Up until now, the most talked about electric car benchmark has been how far one can go on a single charge, with battery size being the main determining factor, and automakers have raced to pack their packs with as many pricey cells as possible. Tesla has been tops in this regard, with some models boasting 100 kilowatt-hours of power.
What hasn’t gotten a lot of play is how efficiently the cars use that electricity since it’s generally much cheaper than gas, or even free in the case of Tesla’s Supercharger network. But the EPA does give electric vehicles a rating known as MPGe, which is short for “miles per gallon equivalent.” In Tesla’s case, the all-wheel-drive Model 3 is listed at 116 MPGe, while the cheapest version of the Model X SUV comes in at 93 MPGe.
In its third quarter investor update letter, Tesla called this “an extremely important metric as it allows an EV to reach a long EPA range even when using a relatively small, inexpensive battery pack,” and mentioned how its all-wheel-drive cars are significantly more efficient than their current and upcoming competition.
At the moment, that is restricted to the recently released Jaguar I-Pace, which has an EPA combined rating of just 76 MPGe and gets 234 miles out of its 90 kWh battery.
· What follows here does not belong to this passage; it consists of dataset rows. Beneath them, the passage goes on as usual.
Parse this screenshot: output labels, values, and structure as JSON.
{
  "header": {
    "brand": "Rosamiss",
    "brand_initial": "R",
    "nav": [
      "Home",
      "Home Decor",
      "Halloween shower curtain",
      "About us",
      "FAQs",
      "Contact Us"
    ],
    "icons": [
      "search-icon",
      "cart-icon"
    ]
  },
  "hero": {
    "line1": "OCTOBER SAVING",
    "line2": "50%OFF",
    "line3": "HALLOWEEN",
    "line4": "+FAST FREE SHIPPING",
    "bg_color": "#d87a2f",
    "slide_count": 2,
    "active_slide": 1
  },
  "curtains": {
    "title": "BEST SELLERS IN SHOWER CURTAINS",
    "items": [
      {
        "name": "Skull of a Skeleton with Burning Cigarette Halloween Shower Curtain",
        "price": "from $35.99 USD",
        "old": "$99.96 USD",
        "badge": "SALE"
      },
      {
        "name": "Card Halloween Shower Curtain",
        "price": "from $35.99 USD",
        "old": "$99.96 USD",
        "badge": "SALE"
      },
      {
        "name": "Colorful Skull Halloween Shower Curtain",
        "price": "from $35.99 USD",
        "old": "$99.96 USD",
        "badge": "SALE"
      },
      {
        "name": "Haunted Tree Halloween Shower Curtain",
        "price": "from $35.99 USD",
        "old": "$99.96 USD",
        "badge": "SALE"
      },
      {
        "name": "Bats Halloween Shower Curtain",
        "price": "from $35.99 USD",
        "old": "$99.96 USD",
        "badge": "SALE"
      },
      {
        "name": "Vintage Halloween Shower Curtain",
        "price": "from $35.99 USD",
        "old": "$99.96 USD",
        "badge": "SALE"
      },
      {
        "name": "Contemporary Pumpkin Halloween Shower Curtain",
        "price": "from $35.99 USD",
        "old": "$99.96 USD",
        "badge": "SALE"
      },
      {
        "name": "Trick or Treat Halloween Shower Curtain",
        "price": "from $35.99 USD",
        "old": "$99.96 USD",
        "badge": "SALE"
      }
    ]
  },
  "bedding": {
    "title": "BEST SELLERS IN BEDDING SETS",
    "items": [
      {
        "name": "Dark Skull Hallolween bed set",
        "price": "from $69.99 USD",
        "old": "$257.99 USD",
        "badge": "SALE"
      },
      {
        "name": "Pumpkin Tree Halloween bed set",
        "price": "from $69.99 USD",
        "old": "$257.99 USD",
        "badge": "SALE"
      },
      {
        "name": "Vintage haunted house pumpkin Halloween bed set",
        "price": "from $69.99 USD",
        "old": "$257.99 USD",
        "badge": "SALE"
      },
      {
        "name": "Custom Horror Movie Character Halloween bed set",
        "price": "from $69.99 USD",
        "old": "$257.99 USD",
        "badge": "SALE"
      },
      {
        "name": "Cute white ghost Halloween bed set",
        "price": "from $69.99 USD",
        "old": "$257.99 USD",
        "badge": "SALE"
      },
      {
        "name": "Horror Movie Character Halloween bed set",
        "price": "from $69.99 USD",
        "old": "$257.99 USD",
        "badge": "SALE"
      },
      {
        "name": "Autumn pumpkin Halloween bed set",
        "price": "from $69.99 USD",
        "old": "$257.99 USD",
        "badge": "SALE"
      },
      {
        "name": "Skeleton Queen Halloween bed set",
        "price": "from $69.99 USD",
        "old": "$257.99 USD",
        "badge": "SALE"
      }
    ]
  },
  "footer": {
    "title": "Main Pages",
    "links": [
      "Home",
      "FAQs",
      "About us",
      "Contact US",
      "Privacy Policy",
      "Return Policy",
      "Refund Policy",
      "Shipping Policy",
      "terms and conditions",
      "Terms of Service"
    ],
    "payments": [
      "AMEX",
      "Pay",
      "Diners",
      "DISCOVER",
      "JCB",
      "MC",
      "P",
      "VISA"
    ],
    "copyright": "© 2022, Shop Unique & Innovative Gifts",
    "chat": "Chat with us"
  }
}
For comparison, the no-longer-produced, much larger and heavier Model X with the same size battery was rated at 92 MPGe and had a 257-mile range, while the current 75 kWh version is listed at 93 MPGe with a 238-mile range.
Tesla clearly holds a significant advantage in power management, and should continue to do so through next year when the Audi e-Tron SUV, which is similar in size to the I-Pace, joins the fray with a 95 kWh pack and a range that’s likely to be less than 250 miles.
Musk elaborated on the subject during the earnings report conference call, bringing it up after none of the analysts or journalists asked about it. Musk told them that not only are Tesla’s powertrains the most efficient, but its batteries are also cheaper to produce. He then chided the legacy automakers for not investing more in their technology or collaborating with Tesla when the opportunity was offered.
Not content with winning on these points, the Tesla report added that the performance version of the Model 3 is the quickest and fastest all-wheel-drive electric car on sale today. Its 0-60 mph time of 3.3 seconds and 155 mph top speed are both significantly better than the I-Pace’s 4.5-second and 124 mph marks, although there are plenty of apples and oranges here because the Model 3 is a sedan and the I-Pace is an SUV.
Nevertheless, Tesla has set a new target for others to aim at, and it hit it right in the bullseye, of course.